I watched the original PG-rated UK release as a youngster and, though it was a little bit disjointed, I found it good fun - enough to pick up the tie-in computer game for the Commodore 64 (which is less fun - it feels like its team weren't given enough time to flesh it out), which I also revisited a few weeks ago. I recently picked up the uncut version of the movie on DVD (which carries a 12 rating in the UK), and found it even better - the restored footage allows the whole movie to flow properly for the first time, and it's just as fun as it ever was.
The script is quick and funny, and if you blink you'll miss several jokes and references at any given moment. And there are a lot of duck puns, too. There's even a hilarious point where the villain - a demon from outer-space that has possessed the body of one of the side-characters and is gradually transforming him into a monster - briefly abandons his grimdark monologuing (which, amusingly, nobody is listening to anyway) about how the world will see all-encompassing doom and neverending hell on Earth, simply to make a sarcastic and mildly-irate grumpy-old-man one-liner about the main characters, before going back to what he was doing before. It's humour that most people didn't get back in 1986, but which is hilarious to absurdist sensibilities in 2021 (at least it is to mine, anyway
).
George Lucas always held that the movie was just released in the wrong decade and that it would be appreciated better in the future, and I have to say that he's right. The film clearly never takes itself seriously for a moment, so I'm not sure how anyone watching it ever tried to do so back in the day!

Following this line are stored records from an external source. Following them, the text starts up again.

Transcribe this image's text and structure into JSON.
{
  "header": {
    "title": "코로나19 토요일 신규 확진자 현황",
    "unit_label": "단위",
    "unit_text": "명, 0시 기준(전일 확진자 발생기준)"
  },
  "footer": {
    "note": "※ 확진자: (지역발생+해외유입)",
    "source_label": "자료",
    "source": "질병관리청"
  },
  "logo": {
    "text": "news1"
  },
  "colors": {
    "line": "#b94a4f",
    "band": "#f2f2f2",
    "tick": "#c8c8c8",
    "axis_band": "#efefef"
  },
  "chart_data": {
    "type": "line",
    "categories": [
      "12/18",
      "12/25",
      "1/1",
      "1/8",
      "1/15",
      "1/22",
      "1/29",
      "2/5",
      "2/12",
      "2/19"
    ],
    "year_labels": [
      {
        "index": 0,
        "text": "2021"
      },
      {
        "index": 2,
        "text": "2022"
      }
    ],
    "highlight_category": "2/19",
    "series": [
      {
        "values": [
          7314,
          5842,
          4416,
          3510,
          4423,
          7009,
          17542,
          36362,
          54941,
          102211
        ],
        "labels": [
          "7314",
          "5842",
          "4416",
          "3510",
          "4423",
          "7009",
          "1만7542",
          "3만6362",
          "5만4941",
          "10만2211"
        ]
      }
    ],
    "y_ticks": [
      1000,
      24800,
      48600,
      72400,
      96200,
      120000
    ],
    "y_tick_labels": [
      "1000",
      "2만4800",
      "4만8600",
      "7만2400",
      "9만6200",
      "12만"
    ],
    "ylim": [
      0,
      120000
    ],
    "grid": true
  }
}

I suspect that, were it released with minimal alterations tomorrow as a new MCU movie, without the baggage of its 1980s reputation, it would probably be a big hit with the crowd that enjoys the irreverent comedy of Guardians of the Galaxy (whose movies happen to aim for a similar sort of soundtrack and vibe to this one) and Deadpool - characters that, not surprisingly, Howard has been published alongside in the comics. If you're old enough and don't mind the look of the animatronics (I personally think that they're well-done for the era, especially considering how little pre-production time the movie was given), give it a watch - it's actually better than people say it is, there's almost nothing in there to show its age (one scene features a pager beeping and its owner saying that they need to take a call, but you never see the device - modern viewers would just interpret it as someone receiving a text-message on a mobile-phone), and you don't need any knowledge of the comics to enjoy it for what it is, since it's kind of a standalone thing.